Efficient in-plane nanomagnetic non-majority logic gate based arithmetic computation

Abstract

Nanomagnetic Logic (NML) based computation started emerging as a key alternative towards the Beyond CMOS based Rebooting Computing paradigm. Arithmetic computation using this NML can be performed using majority (based on the principles of Magnetic Quantum-dot Cellular Automata) and non-majority logic gates. However there have been extensive studies on the majority logic gates based NML arithmetic architectures, its counterpart needs extensive analysis. Kurtz et al., and Varga et al., have performed the pioneering work in designing non- majority based `AND', `OR' operations. Here in this study, we introduce the non-majority voting gate based half-subtractor and adder architecture design methodology. To the best of author's knowledge this is the first time demonstration of arithmetic nanomagnetic implementation using non-majority gate. Subsequently, it can be inferred from the micromagnetic simulations and modeling that an asymmetrically shaped nanomagnet can be used as a compute nanomagnet in performing computation.

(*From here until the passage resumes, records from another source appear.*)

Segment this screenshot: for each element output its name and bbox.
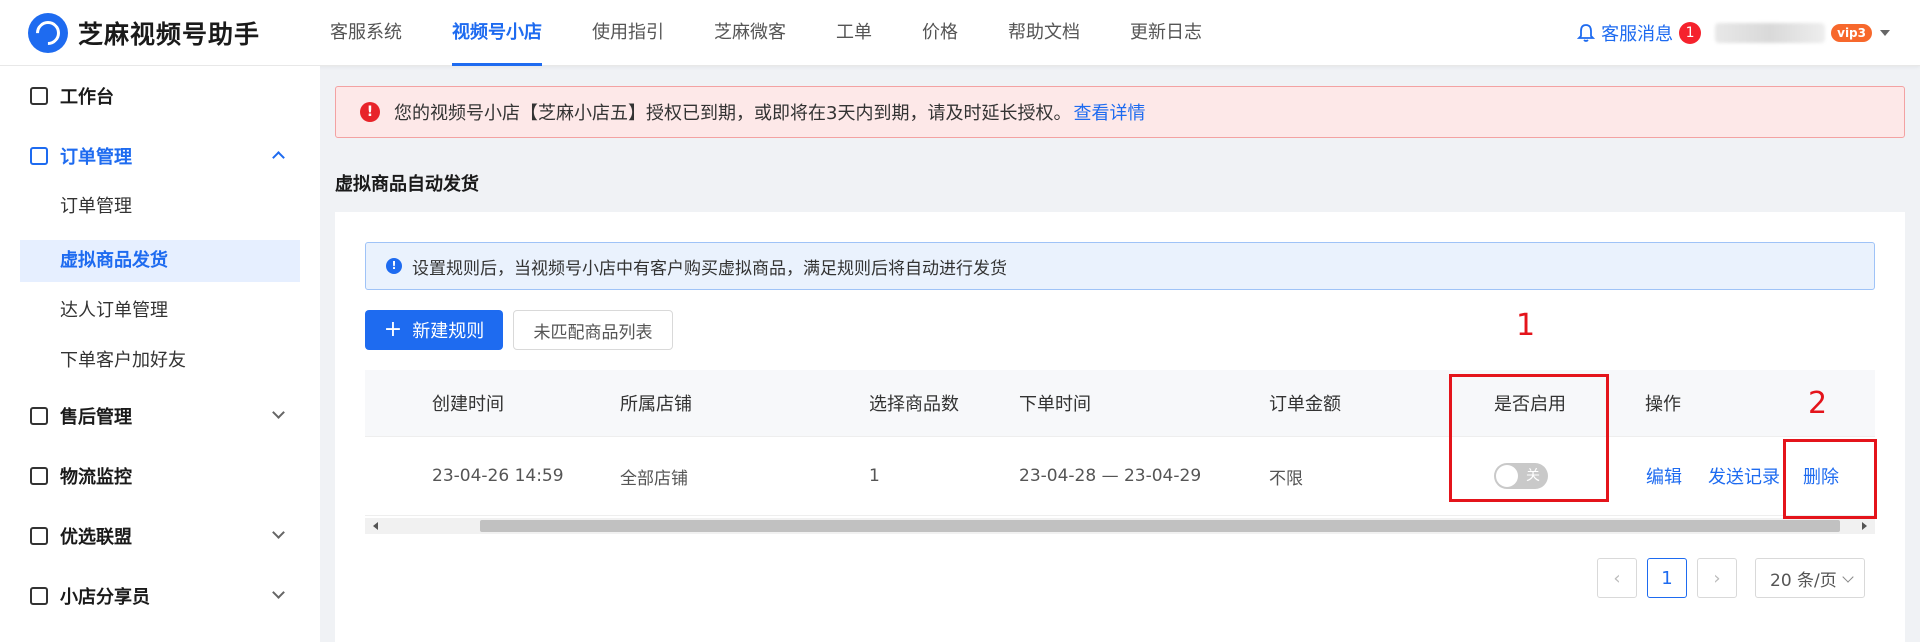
message-count-badge: 1 xyxy=(1679,22,1702,44)
nav-video-shop[interactable]: 视频号小店 xyxy=(452,0,542,66)
sidebar-item-label: 售后管理 xyxy=(60,407,132,428)
header-right: 客服消息 1 vip3 xyxy=(1576,0,1890,66)
col-product-count: 选择商品数 xyxy=(869,394,959,415)
page-size-value: 20 条/页 xyxy=(1770,570,1837,591)
col-order-amount: 订单金额 xyxy=(1269,394,1341,415)
sidebar-subitem-virtual-delivery[interactable]: 虚拟商品发货 xyxy=(20,240,300,282)
customer-messages-link[interactable]: 客服消息 xyxy=(1601,20,1673,46)
chat-bubble-icon xyxy=(28,13,68,53)
info-icon: ! xyxy=(386,258,402,274)
info-banner: ! 设置规则后，当视频号小店中有客户购买虚拟商品，满足规则后将自动进行发货 xyxy=(365,242,1875,290)
sidebar-item-sharer[interactable]: 小店分享员 xyxy=(0,576,320,616)
brand-name: 芝麻视频号助手 xyxy=(78,20,261,49)
table-row: 23-04-26 14:59 全部店铺 1 23-04-28 — 23-04-2… xyxy=(365,436,1875,516)
sidebar-item-label: 物流监控 xyxy=(60,467,132,488)
nav-ticket[interactable]: 工单 xyxy=(836,0,872,66)
vip-badge: vip3 xyxy=(1831,24,1872,42)
send-log-link[interactable]: 发送记录 xyxy=(1708,463,1780,489)
bell-icon[interactable] xyxy=(1576,23,1596,43)
user-name-blurred[interactable] xyxy=(1715,23,1826,43)
sidebar-item-after-sales[interactable]: 售后管理 xyxy=(0,396,320,436)
col-shop: 所属店铺 xyxy=(620,394,692,415)
content-panel: ! 设置规则后，当视频号小店中有客户购买虚拟商品，满足规则后将自动进行发货 + … xyxy=(335,212,1905,642)
nav-help-docs[interactable]: 帮助文档 xyxy=(1008,0,1080,66)
scrollbar-thumb[interactable] xyxy=(480,520,1840,532)
nav-pricing[interactable]: 价格 xyxy=(922,0,958,66)
next-page-button[interactable]: › xyxy=(1697,558,1737,598)
after-sales-icon xyxy=(30,407,48,425)
expiry-alert: ! 您的视频号小店【芝麻小店五】授权已到期，或即将在3天内到期，请及时延长授权。… xyxy=(335,86,1905,138)
chevron-down-icon xyxy=(272,526,285,539)
annotation-box-2 xyxy=(1783,439,1877,519)
error-icon: ! xyxy=(360,102,380,122)
horizontal-scrollbar[interactable] xyxy=(365,518,1875,534)
sidebar: 工作台 订单管理 订单管理 虚拟商品发货 达人订单管理 下单客户加好友 售后管理… xyxy=(0,66,320,642)
scroll-left-icon[interactable] xyxy=(373,522,378,530)
nav-changelog[interactable]: 更新日志 xyxy=(1130,0,1202,66)
table-header: 创建时间 所属店铺 选择商品数 下单时间 订单金额 是否启用 操作 xyxy=(365,370,1875,436)
sidebar-item-logistics[interactable]: 物流监控 xyxy=(0,456,320,496)
cell-order-amount: 不限 xyxy=(1269,468,1303,489)
annotation-number-2: 2 xyxy=(1808,386,1828,421)
shield-icon xyxy=(30,527,48,545)
cell-created-time: 23-04-26 14:59 xyxy=(432,466,564,486)
sidebar-item-order-management[interactable]: 订单管理 xyxy=(0,136,320,176)
new-rule-button[interactable]: + 新建规则 xyxy=(365,310,503,350)
col-operations: 操作 xyxy=(1645,394,1681,415)
page-1-button[interactable]: 1 xyxy=(1647,558,1687,598)
clipboard-icon xyxy=(30,147,48,165)
info-message: 设置规则后，当视频号小店中有客户购买虚拟商品，满足规则后将自动进行发货 xyxy=(412,258,1007,279)
sidebar-item-workbench[interactable]: 工作台 xyxy=(0,76,320,116)
brand-logo[interactable]: 芝麻视频号助手 xyxy=(28,12,260,54)
chevron-down-icon xyxy=(1842,571,1854,583)
cell-operations: 编辑 xyxy=(1646,437,1682,515)
sidebar-item-label: 优选联盟 xyxy=(60,527,132,548)
chevron-down-icon xyxy=(272,406,285,419)
page-size-select[interactable]: 20 条/页 xyxy=(1755,558,1865,598)
sidebar-subitem-orders[interactable]: 订单管理 xyxy=(20,186,300,228)
cell-operations-send-log: 发送记录 xyxy=(1708,437,1780,515)
cell-shop: 全部店铺 xyxy=(620,468,688,489)
sidebar-subitem-influencer-orders[interactable]: 达人订单管理 xyxy=(20,290,300,332)
col-created-time: 创建时间 xyxy=(432,394,504,415)
monitor-icon xyxy=(30,87,48,105)
sidebar-item-label: 订单管理 xyxy=(60,147,132,168)
plus-icon: + xyxy=(383,317,403,342)
cell-order-time: 23-04-28 — 23-04-29 xyxy=(1019,466,1202,486)
sidebar-item-label: 小店分享员 xyxy=(60,587,150,608)
alert-message: 您的视频号小店【芝麻小店五】授权已到期，或即将在3天内到期，请及时延长授权。 xyxy=(394,103,1072,124)
cell-product-count: 1 xyxy=(869,466,880,486)
nav-customer-service[interactable]: 客服系统 xyxy=(330,0,402,66)
nav-zhima-weike[interactable]: 芝麻微客 xyxy=(714,0,786,66)
col-order-time: 下单时间 xyxy=(1019,394,1091,415)
edit-link[interactable]: 编辑 xyxy=(1646,463,1682,489)
top-bar: 芝麻视频号助手 客服系统 视频号小店 使用指引 芝麻微客 工单 价格 帮助文档 … xyxy=(0,0,1920,66)
prev-page-button[interactable]: ‹ xyxy=(1597,558,1637,598)
chevron-down-icon xyxy=(272,586,285,599)
view-details-link[interactable]: 查看详情 xyxy=(1073,99,1145,125)
top-nav: 客服系统 视频号小店 使用指引 芝麻微客 工单 价格 帮助文档 更新日志 xyxy=(330,0,1252,66)
sidebar-subitem-add-customer-friends[interactable]: 下单客户加好友 xyxy=(20,340,300,382)
truck-icon xyxy=(30,467,48,485)
annotation-box-1 xyxy=(1449,374,1609,502)
share-users-icon xyxy=(30,587,48,605)
unmatched-products-button[interactable]: 未匹配商品列表 xyxy=(513,310,673,350)
sidebar-item-alliance[interactable]: 优选联盟 xyxy=(0,516,320,556)
chevron-up-icon xyxy=(272,151,285,164)
user-menu-caret-icon[interactable] xyxy=(1880,30,1890,36)
sidebar-item-label: 工作台 xyxy=(60,87,114,108)
annotation-number-1: 1 xyxy=(1516,308,1536,343)
page-title: 虚拟商品自动发货 xyxy=(335,174,479,195)
new-rule-label: 新建规则 xyxy=(412,321,485,342)
nav-guide[interactable]: 使用指引 xyxy=(592,0,664,66)
scroll-right-icon[interactable] xyxy=(1862,522,1867,530)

The results show that only 4 nanomagnets are required to perform half subtractor/adder leading to area efficient design. This reduction is achieved by exploiting the principles of SP hybrid anisotropy and Boolean optimizations. Thus it can be observed that the non-majority voting based computation can lead to area efficient nanomagnetic arithmetic architecture design. Consequently, the thermal bit-stability analysis has also been carried out for the proposed sub-5o nm design.